Currently, attempts to use a drug carrier having a drug incorporated in a molecular assembly as a drug delivery system are actively studied, and some have already been used in clinical applications. For example, for carrying a hydrophilic drug, there has been proposed a drug carrier encapsulating such a drug in an inner aqueous phase of a bilayer vesicle formed of an assembly of phospholipid molecules, namely, a so-called liposome. For carrying a hydrophobic drug, there has been proposed a drug carrier having such a drug as being physically dissolved or chemically bound to a hydrophobic part of a molecular assembly such as, for example, a lipid microsphere which is an o/w emulsion or a micelle formed of surfactants or amphiphilic polymers. Alternatively, a hydrophobic drug may be encapsulated in a bilayer hydrophobic part of a liposome.
When such a drug carrier is administered to, for example, blood, the drug carrier is mainly taken into macrophage of organisms having a developed reticuloendothelial system (for example, spleen, liver, etc.). Therefore, the residence time of the drug carrier in blood is remarkably short. Such a drug carrier is only used when the target is such an organ. Hence, measures are taken for extending the residence time in blood. For example, a liposome modified with polyethylene glycol chains, that are water-soluble and highly biocompatible polymer, or the like is often used as a so-called Stealth liposome. This technique started by Abuchowski et al. as a study of modifying serum albumin with a polyethylene glycol chain. Already in the first half of the 1990's, adenosine deaminase and asparaginase each modified with a polyethylene glycol chain were approved for clinical use. It has been reported that modification of protein with polyethylene glycol chains provides the effects of, for example, decreasing antigenicity and increasing the ease of residing in blood.
A liposome surface-modified with a polyethylene glycol chain (PEG-liposome) can avoid being taken into a reticuloendothelial system and can reside in blood for an extended period of time. Passive targeting to a solid cancer tissue utilizing this feature is one strategy of drug delivery system.
In general, a solid cancer tissue has features that highly branched neovascularized vessels are abnormally developed and the blood vessel walls are thin and discontinuous. When size of a PEG-liposome, which can reside in blood for a long time, was 300 nm or less, it can leak out from the blood into the stroma through a highly transmissive blood vessel wall in cancer tissue. Once leaked outside, the PEG-liposome is unlikely to return toward the lumen and is accumulated. Therefore, the PEG liposome has an effect of providing the higher integration ability to a solid cancer tissue than a drug of a lower molecular weight, i.e., an EPR effect. Thus, the PEG liposome is one important element in targeting the cancer tissues.
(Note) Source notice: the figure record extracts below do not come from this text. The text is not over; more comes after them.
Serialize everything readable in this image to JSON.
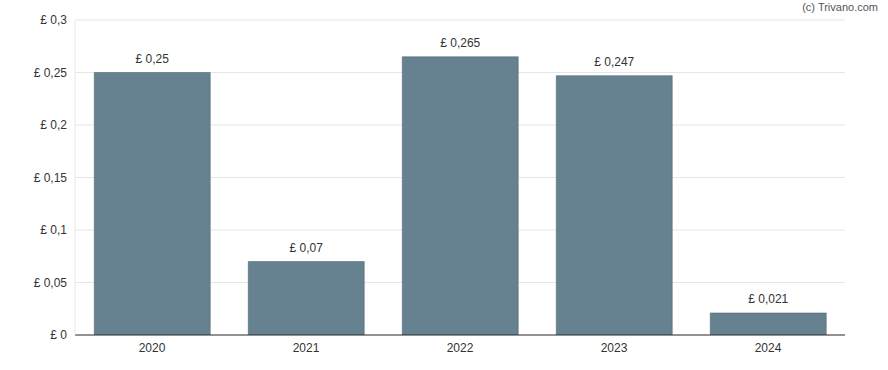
{
  "chart_data": {
    "type": "bar",
    "annotations": [
      "(c) Trivano.com"
    ],
    "categories": [
      "2020",
      "2021",
      "2022",
      "2023",
      "2024"
    ],
    "values": [
      0.25,
      0.07,
      0.265,
      0.247,
      0.021
    ],
    "value_labels": [
      "£ 0,25",
      "£ 0,07",
      "£ 0,265",
      "£ 0,247",
      "£ 0,021"
    ],
    "data_labels": true,
    "color": "#66818f",
    "ylim": [
      0,
      0.3
    ],
    "yticks": [
      {
        "value": 0,
        "label": "£ 0"
      },
      {
        "value": 0.05,
        "label": "£ 0,05"
      },
      {
        "value": 0.1,
        "label": "£ 0,1"
      },
      {
        "value": 0.15,
        "label": "£ 0,15"
      },
      {
        "value": 0.2,
        "label": "£ 0,2"
      },
      {
        "value": 0.25,
        "label": "£ 0,25"
      },
      {
        "value": 0.3,
        "label": "£ 0,3"
      }
    ],
    "grid": true
  }
}
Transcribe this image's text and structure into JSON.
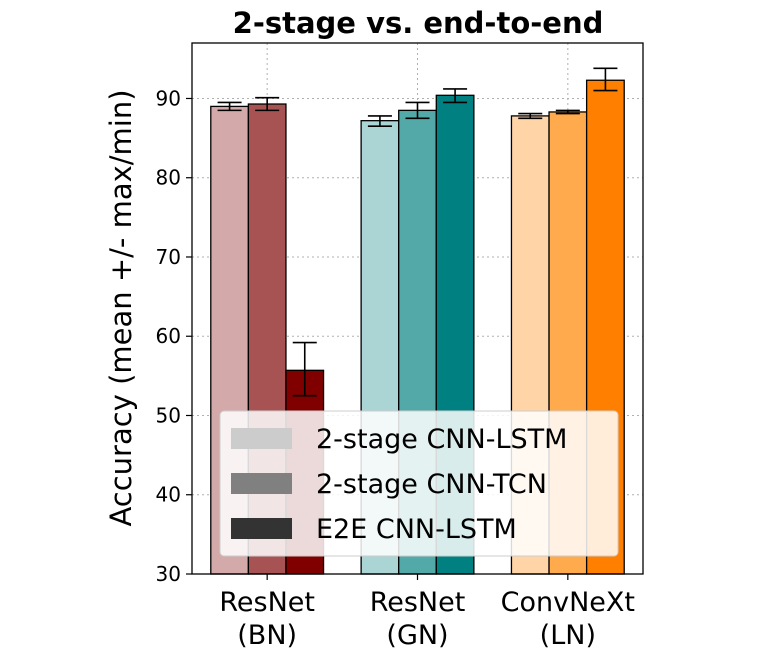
{
  "chart_data": {
    "type": "bar",
    "title": "2-stage vs. end-to-end",
    "xlabel": "",
    "ylabel": "Accuracy (mean +/- max/min)",
    "ylim": [
      30,
      97
    ],
    "yticks": [
      30,
      40,
      50,
      60,
      70,
      80,
      90
    ],
    "grid": true,
    "legend_position": "lower center",
    "categories": [
      [
        "ResNet",
        "(BN)"
      ],
      [
        "ResNet",
        "(GN)"
      ],
      [
        "ConvNeXt",
        "(LN)"
      ]
    ],
    "series": [
      {
        "name": "2-stage CNN-LSTM",
        "legend_color": "#cccccc",
        "colors": [
          "#d4a9a9",
          "#abd4d4",
          "#ffd4a6"
        ],
        "values": [
          89.0,
          87.2,
          87.8
        ],
        "err_min": [
          88.5,
          86.5,
          87.5
        ],
        "err_max": [
          89.5,
          87.8,
          88.1
        ]
      },
      {
        "name": "2-stage CNN-TCN",
        "legend_color": "#808080",
        "colors": [
          "#a85353",
          "#53a8a8",
          "#ffaa4d"
        ],
        "values": [
          89.3,
          88.5,
          88.3
        ],
        "err_min": [
          88.5,
          87.5,
          88.1
        ],
        "err_max": [
          90.1,
          89.5,
          88.5
        ]
      },
      {
        "name": "E2E CNN-LSTM",
        "legend_color": "#333333",
        "colors": [
          "#800000",
          "#008080",
          "#ff8000"
        ],
        "values": [
          55.7,
          90.4,
          92.3
        ],
        "err_min": [
          52.5,
          89.5,
          91.0
        ],
        "err_max": [
          59.2,
          91.2,
          93.8
        ]
      }
    ]
  }
}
Recently, it has been attempted to cause a surface of a liposome to carry an antibody specifically recognizing a tissue or an organ, a part of an integrin, or a ligand molecule and targeting a tissue or an organ with active recognition. This is called active targeting. In the case of a liposome surface-modified with a polyethylene glycol chain for the purpose of extending the residence time in blood, active targeting is inhibited if the recognition site is concealed by the polyethylene glycol chain. Therefore, a recognition site is bound to a part of a terminus of the polyethylene glycol chain.
From the viewpoint of another aspect of the liposome, i.e., stability, the liposome, which is a molecular assembly, is in a metastable state physicochemically. The reason is that the liposome is prepared utilizing a phenomenon that amphiphilic molecules as a component of the liposome self-assembled by a hydrophobic interaction when being dispersed in water by some type of energy radiation. Therefore, the liposome may aggregate or fuse during storage, which may result in precipitation. In order to solve this, negative-charged lipid or cholesterol is mixed with lipids in a liposome in consideration of the stability in blood, and the surface of the liposome is modified with a polyethylene glycol chain or a glycochain. Therefore, the method of modifying the surface of the liposome with a polyethylene glycol chain is important. A lipid having a polyethylene glycol chain bound to diacylphosphatidylethanolamine or cholesterol is widely used. It has been reported that such a disacyl-type lipid having a polyethylene glycol chain bound thereto is released from a phospholipid bilayer vesicle (J. R. Silvius and M. J. Zuckermann, Biochemistry, 32, 3153, 1993; K. Sou, et al., Bioconjugate, 11, 372, 2000). The release rate of this lipid depends on the molecular weight of the polyethylene glycol chain and the size of the hydrophobic part (the number of carbons forming the acyl chain), i.e., the hydrophilic-hydrophobic balance. A lipid having a relatively large hydrophilic part is easier to be released. The present inventors developed a lipid including one polyethylene glycol chain and a great number of alkyl chains bound to each other using a monodendron structure, and obtained a series of amphiphilic molecules which are not easily released even when a polyethylene glycol chain having a large molecular weight is bound thereto (Japanese Patent No. 3181276).